Cheeseman J dismissed the application for a six-month extension to the convening period, citing the following reasons:

  1. the director’s DOCA proposal remained highly generalised and was not supported by documentary evidence;
  2. an extension of six months was a significant extension; and
  3. while the Receivers did not oppose the Administrator’s application, the Receivers took the view that it was unclear whether the proposed six-month extension would be of benefit to creditors in circumstances where the businesses had been wound down and the DOCA proposal seemed highly speculative. Her Honour agreed with this view.

Cheeseman J was also critical of the manner in which the application was brought:

[27] … To bring the application so late and on such short notice unnecessarily and unfairly undermines the opportunity afforded to stakeholders to seek to oppose the application when they choose to do so. It deprives the Court of the benefit of a properly prepared and instructed contradictor when approaching the balancing task it is required to undertake on an application such as this.

The Frisken decision: Balancing Urgency and Procedural Fairness

The Frisken decision is a timely reminder that routine administrator applications of this kind are not just ‘rubber stamped’ by the Courts, and that the onus is on administrators to demonstrate that an extension of time to the convening period is necessary in the circumstances and will not prejudice creditors.

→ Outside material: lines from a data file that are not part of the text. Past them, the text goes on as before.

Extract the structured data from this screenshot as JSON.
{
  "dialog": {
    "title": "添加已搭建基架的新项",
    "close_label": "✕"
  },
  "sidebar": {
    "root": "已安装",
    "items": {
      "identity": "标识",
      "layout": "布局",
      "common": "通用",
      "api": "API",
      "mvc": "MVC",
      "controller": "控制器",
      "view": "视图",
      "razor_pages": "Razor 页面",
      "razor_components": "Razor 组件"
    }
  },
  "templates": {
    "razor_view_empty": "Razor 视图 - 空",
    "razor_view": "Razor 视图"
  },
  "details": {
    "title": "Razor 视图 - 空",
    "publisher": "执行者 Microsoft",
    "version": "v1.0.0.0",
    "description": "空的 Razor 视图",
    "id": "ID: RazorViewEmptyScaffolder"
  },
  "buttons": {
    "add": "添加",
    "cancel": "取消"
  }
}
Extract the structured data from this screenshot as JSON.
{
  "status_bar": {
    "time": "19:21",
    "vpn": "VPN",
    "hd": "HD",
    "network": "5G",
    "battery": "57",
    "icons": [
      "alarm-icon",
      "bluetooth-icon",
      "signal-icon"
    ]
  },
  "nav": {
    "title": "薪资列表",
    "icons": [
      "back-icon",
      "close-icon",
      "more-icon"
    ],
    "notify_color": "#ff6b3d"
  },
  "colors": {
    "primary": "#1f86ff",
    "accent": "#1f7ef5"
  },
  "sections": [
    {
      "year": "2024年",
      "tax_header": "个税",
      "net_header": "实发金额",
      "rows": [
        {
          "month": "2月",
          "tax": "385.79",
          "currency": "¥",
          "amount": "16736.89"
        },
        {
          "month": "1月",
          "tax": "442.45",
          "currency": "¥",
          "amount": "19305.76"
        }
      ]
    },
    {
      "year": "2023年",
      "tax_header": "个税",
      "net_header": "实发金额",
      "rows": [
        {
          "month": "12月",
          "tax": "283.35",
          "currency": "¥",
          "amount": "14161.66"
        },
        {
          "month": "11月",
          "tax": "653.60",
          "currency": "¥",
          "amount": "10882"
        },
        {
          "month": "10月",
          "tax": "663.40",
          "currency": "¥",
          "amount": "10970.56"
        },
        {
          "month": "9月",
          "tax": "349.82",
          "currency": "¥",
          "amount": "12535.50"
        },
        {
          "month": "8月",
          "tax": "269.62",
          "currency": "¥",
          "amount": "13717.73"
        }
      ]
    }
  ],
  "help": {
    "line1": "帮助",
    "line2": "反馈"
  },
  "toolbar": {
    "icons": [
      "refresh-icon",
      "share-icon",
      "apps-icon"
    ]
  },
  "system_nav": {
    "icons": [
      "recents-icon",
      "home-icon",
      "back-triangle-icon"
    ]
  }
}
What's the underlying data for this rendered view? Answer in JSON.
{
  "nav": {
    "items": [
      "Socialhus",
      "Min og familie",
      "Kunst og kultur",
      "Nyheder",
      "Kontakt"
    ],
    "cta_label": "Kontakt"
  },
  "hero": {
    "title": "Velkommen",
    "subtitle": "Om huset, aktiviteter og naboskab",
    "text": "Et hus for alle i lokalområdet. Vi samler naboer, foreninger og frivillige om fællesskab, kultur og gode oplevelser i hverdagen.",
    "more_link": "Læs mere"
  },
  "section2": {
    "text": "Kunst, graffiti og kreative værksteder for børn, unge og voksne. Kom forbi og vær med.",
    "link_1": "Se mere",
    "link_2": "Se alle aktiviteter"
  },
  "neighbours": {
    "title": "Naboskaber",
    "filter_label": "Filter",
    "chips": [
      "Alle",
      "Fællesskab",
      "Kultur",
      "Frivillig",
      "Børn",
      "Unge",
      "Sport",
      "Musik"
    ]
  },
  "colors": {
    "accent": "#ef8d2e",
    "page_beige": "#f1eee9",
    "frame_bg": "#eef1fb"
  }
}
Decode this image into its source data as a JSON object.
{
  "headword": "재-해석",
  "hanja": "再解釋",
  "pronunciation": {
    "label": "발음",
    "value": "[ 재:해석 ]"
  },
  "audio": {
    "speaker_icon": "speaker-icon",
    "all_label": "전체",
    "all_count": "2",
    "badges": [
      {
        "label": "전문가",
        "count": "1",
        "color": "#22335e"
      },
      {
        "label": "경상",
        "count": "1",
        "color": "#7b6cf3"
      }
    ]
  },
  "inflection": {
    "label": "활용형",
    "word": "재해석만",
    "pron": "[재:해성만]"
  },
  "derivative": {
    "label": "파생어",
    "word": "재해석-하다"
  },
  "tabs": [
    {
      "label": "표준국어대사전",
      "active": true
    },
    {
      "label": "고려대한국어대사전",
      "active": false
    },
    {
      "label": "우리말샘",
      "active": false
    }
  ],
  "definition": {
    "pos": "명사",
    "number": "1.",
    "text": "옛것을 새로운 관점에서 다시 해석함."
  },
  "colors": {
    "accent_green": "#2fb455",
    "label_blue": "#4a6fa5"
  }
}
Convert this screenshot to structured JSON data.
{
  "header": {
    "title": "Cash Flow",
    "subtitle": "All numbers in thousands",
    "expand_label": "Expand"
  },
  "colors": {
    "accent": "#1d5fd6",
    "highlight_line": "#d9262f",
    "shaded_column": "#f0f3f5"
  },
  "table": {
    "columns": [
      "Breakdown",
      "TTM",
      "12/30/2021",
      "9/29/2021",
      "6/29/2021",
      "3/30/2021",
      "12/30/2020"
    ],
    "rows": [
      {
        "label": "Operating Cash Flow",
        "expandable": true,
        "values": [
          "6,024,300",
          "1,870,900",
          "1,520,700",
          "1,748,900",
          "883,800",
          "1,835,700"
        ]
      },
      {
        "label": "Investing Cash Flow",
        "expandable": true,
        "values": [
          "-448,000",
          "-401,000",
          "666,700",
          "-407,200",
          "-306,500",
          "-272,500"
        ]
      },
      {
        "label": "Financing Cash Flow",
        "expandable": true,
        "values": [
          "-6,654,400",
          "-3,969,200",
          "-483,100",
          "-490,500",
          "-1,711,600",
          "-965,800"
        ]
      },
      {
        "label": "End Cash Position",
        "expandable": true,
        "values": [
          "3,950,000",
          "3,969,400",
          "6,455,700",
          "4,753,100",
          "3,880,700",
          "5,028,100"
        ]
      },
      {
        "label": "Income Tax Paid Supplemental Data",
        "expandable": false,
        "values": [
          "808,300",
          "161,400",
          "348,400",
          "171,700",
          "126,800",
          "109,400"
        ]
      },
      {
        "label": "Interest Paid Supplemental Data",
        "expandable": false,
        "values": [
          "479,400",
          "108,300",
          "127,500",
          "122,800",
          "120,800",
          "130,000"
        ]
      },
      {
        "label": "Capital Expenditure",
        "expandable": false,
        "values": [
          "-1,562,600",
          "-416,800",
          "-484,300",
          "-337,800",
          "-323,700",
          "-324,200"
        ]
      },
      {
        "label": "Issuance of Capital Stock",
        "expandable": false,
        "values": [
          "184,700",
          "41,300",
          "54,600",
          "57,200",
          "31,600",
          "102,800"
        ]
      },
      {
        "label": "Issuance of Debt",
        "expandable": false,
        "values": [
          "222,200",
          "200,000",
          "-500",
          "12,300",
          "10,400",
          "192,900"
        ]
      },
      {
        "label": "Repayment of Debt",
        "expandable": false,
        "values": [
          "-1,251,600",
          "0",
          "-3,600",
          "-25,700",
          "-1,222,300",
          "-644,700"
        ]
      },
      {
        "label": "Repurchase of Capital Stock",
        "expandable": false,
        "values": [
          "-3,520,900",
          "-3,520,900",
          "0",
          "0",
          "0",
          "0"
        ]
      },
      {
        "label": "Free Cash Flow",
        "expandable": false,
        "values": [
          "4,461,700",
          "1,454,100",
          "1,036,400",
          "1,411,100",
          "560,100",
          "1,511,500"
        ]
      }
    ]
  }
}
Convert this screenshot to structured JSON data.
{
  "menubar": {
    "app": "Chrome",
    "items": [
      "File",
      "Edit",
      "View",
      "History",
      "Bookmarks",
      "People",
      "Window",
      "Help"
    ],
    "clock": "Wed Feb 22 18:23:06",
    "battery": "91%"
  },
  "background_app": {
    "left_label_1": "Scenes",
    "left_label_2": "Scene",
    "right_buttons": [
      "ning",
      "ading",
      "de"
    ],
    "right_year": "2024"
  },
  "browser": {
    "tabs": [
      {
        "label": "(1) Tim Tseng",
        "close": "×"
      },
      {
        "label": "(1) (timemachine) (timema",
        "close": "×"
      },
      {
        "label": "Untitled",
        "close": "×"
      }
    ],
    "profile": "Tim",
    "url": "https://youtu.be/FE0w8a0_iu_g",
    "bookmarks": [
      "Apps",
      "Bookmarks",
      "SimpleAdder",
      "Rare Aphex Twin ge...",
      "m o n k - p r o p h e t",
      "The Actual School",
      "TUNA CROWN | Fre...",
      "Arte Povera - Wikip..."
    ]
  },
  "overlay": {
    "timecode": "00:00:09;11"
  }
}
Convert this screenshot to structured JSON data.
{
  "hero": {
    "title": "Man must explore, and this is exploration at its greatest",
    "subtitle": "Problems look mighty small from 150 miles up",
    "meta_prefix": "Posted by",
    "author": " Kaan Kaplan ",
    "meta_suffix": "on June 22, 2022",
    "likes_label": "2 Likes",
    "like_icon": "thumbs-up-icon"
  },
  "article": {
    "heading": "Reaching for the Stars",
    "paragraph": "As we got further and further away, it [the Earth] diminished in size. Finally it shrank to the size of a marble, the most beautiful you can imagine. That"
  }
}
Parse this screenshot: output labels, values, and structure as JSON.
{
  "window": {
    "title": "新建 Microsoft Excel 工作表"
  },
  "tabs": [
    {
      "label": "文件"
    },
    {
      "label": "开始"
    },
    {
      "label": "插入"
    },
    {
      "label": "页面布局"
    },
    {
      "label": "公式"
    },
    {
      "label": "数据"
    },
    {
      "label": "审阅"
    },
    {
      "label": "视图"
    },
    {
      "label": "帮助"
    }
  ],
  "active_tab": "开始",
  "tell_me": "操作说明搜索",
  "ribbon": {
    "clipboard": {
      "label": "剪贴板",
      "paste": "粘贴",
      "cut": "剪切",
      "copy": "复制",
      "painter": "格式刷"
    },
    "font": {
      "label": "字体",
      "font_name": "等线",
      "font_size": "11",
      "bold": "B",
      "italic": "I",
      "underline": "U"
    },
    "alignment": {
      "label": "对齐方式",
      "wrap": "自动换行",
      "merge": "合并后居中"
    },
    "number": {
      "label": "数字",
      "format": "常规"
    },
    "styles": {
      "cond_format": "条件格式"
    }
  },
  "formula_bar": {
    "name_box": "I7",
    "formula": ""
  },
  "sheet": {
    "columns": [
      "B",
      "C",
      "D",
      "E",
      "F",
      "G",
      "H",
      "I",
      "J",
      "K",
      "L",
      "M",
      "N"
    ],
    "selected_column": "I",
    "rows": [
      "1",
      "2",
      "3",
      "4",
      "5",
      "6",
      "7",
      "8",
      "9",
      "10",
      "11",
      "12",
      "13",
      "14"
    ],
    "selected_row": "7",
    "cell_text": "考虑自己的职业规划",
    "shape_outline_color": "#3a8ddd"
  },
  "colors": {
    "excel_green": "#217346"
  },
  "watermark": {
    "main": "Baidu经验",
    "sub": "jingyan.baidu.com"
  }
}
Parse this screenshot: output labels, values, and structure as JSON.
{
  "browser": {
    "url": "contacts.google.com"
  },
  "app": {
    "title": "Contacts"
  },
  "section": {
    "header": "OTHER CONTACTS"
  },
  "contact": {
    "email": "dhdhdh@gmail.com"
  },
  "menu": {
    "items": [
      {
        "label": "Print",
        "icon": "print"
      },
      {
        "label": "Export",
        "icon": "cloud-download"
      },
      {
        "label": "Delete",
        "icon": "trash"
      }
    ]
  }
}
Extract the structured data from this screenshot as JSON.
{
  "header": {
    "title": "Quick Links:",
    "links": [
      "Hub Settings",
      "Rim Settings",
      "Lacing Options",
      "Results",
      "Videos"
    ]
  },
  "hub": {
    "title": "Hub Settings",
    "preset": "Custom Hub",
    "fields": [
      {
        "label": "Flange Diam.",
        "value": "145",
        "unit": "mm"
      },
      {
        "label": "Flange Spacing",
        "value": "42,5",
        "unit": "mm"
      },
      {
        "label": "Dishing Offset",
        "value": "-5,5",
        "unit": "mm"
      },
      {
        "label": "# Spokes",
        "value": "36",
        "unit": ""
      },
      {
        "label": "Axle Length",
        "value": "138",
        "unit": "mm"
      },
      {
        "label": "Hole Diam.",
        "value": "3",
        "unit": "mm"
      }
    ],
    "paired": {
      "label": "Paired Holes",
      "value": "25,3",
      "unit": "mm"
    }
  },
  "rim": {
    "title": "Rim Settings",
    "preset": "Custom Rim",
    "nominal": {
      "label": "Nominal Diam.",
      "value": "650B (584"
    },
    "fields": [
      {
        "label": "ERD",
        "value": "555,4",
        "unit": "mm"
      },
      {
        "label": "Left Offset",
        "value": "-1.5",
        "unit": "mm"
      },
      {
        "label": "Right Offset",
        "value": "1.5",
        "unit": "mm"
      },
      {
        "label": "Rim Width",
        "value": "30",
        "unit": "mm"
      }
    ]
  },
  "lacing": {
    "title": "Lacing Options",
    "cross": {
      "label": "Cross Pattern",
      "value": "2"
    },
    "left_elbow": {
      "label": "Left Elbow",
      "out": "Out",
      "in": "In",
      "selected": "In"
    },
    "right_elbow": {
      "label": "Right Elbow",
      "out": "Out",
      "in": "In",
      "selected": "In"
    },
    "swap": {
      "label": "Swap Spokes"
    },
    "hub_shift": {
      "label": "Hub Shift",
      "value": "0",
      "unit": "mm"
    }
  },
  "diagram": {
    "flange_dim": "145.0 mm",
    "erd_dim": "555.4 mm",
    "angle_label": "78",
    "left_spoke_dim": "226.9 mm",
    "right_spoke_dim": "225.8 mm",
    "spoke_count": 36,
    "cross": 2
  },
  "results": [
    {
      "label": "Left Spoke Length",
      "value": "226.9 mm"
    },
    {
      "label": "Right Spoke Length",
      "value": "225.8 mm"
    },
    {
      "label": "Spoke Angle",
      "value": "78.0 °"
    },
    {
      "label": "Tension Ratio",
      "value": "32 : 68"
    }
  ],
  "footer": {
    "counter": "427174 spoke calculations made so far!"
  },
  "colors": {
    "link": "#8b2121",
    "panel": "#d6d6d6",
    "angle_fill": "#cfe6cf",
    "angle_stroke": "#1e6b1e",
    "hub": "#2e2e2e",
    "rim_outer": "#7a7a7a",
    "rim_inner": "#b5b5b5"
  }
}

Cheeseman J was particularly critical of the lateness of the Administrator’s application and the short notice given to creditors (two days before the convening period was set to expire).  Whilst applications to extend the convening period are often done on an urgent or truncated basis, the Courts are not willing to forgo the principle of procedural fairness and, therefore, adequate notice of the application should always be given to creditors.  Practically speaking, it makes sense for administrators to leave some time between the hearing by a Court in relation to a convening period extension and the end of the convening period so that, if the application is not successful, they have ample time to write and finalise their report to creditors.